1 Whitehall Place
London SW1A
UK
Elisa Segrave and Virginia Nicholson in discussion, chaired by Anne Sebba
During the two word wars, women of all classes worked who had never worked before entered the workforce for the first time, in many cases doing jobs hitherto done only by men. Young women who had been in domestic service left it, never to return, to do jobs in munitions factories, shops, as car mechanics, land girls, as drivers and also, in ENSA, entertaining the troops.

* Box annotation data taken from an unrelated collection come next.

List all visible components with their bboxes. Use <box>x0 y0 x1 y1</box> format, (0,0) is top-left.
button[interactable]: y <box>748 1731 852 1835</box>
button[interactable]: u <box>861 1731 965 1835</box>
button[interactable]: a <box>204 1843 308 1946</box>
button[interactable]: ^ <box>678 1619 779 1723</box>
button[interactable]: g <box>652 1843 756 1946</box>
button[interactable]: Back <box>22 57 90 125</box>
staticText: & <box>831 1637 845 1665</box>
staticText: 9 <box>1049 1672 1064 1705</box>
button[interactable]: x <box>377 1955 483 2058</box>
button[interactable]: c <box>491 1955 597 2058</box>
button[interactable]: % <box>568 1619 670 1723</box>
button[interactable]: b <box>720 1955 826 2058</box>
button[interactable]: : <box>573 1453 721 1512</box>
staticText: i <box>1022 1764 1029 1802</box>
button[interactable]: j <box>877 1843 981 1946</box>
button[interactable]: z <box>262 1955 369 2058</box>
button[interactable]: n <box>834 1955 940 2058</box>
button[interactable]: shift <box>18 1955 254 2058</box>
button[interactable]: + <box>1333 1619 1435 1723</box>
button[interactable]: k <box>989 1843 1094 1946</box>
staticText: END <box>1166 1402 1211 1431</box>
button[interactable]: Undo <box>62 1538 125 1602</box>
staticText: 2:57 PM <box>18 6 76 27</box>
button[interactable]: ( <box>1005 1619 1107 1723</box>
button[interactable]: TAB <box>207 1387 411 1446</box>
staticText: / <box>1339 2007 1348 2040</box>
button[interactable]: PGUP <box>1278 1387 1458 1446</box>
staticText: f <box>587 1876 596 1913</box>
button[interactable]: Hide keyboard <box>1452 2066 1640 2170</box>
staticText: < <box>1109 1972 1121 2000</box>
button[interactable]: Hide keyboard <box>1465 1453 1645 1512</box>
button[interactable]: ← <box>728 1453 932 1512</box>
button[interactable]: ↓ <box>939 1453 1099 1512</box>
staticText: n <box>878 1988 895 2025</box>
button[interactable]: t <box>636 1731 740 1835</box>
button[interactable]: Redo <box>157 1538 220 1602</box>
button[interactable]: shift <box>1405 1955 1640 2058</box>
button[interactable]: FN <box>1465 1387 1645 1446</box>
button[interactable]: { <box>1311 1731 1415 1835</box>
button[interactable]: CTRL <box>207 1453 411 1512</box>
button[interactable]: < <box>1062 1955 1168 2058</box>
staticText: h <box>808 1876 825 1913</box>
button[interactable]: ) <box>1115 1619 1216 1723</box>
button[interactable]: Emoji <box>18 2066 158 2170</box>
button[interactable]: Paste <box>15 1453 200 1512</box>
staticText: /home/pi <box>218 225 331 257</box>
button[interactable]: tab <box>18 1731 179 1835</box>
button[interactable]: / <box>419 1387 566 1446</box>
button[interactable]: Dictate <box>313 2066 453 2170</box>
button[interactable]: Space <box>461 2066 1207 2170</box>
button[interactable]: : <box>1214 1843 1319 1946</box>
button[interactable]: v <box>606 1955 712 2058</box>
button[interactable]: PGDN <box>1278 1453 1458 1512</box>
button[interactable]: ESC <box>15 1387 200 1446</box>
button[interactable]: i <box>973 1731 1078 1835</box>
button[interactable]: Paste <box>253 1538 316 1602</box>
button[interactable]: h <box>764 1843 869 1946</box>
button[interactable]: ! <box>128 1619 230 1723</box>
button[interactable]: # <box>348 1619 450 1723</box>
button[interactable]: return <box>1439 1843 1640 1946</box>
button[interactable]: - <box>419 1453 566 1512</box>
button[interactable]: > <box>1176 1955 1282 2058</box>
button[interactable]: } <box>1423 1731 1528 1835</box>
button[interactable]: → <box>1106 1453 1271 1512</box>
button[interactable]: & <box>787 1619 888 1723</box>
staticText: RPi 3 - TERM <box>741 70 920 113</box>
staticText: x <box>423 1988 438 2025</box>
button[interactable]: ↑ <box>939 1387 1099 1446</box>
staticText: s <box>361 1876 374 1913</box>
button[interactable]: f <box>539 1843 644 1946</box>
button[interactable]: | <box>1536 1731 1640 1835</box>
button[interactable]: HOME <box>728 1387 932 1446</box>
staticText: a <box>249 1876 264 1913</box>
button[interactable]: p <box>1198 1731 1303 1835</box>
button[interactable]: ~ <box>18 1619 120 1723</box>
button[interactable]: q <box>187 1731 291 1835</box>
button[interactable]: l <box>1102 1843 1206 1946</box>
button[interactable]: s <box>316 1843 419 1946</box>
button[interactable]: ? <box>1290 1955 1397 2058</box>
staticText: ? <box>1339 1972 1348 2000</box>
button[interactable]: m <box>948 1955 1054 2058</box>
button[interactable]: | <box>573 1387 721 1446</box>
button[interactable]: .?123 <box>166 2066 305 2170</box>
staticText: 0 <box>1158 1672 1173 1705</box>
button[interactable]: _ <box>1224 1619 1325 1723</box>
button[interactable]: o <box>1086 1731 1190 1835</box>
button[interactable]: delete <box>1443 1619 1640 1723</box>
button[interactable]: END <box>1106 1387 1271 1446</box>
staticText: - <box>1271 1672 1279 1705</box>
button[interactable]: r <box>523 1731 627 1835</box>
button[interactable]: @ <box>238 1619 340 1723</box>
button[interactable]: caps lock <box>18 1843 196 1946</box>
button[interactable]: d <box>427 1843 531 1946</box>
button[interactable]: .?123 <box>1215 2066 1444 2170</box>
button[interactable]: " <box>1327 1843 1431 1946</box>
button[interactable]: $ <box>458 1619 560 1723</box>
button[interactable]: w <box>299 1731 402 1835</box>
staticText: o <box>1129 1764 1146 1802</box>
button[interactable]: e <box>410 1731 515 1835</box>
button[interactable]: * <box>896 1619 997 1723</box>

As a social historian, Virginia Nicholson has explored the impact of both wars on women’s lives. The slaughter of the First World War left a generation of two million ‘surplus women’ who had to reinvent themselves, economically and emotionally. The Second World War demonstrated that women of all ages – in the services and on the Home Front – were cleverer, more broad-minded and more complex that even they themselves had guessed.
Elisa Segrave focuses on her mother Anne’s war diaries, in which she found a very different person from the needy and helpless one she had known: a competent and responsible woman of whom she could be proud, who had worked in intelligence and at Bletchley Park. After she was demobbed in 1945, however, she never worked again – something that her diaries make clear she regretted.
The authors will discuss writing about women and war, and how being in two world wars radically affected women’s lives, often changing them irrevocably. The discussion will be chaired by Anne Sebba.